Party didn’t blanch at the slur. He didn’t even look surprised. Just...bemused, almost.

“The hell did that come from,” he said mildly. 

“That’s what I said,” Kobra fumed. 

“When was this, the other night?” When Kobra didn’t deny it, Party rolled his eyes. “K, we were all juiced. Let it go.” 

“He doesn’t get to say shit like that,” Kobra said stubbornly. 

“And I don’t need you jumping to defend my honor like I’m some kinda damsel in stress!”

“_ Di_stress?”

“Whatever!”

“It’s not whatever!
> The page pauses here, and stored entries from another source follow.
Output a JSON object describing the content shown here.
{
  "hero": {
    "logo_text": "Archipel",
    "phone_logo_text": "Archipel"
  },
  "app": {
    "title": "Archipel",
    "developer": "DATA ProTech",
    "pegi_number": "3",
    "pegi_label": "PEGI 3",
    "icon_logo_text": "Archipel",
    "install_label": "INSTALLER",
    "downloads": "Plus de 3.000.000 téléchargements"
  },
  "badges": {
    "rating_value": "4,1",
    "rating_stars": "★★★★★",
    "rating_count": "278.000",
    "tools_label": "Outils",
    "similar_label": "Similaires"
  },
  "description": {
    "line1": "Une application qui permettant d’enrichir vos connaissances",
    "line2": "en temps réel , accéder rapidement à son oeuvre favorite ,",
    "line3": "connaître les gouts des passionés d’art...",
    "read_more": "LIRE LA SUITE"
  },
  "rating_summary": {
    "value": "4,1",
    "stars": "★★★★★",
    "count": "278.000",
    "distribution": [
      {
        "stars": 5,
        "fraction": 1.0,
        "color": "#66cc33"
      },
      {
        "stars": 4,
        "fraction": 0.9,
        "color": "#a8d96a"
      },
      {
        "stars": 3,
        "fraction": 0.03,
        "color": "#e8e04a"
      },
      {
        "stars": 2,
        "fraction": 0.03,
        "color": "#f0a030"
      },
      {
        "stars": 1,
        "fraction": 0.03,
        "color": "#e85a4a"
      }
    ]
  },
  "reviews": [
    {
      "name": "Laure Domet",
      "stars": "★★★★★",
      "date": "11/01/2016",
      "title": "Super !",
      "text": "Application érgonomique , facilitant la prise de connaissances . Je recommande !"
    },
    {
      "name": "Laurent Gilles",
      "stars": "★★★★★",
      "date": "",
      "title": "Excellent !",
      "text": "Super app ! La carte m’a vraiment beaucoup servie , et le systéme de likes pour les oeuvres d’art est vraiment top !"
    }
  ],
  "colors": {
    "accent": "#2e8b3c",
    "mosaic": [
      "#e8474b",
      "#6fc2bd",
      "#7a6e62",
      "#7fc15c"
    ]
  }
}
Why are you defending him?” 

“Because he was joking! Because it’s not a big deal! Because people will say anything!” Party exploded. “Witch! Just cuz I had a lobby gig back in the day doesn’t mean I’m some kinda –”

Party snapped his mouth shut. 

Kobra stared. Had he heard Party right? 

“What,” said Kobra, “the fuck.” 

“Don’t look so scandalized!” Party said hastily. He obviously hadn’t intended to let that slip. “It wasn’t like that.” 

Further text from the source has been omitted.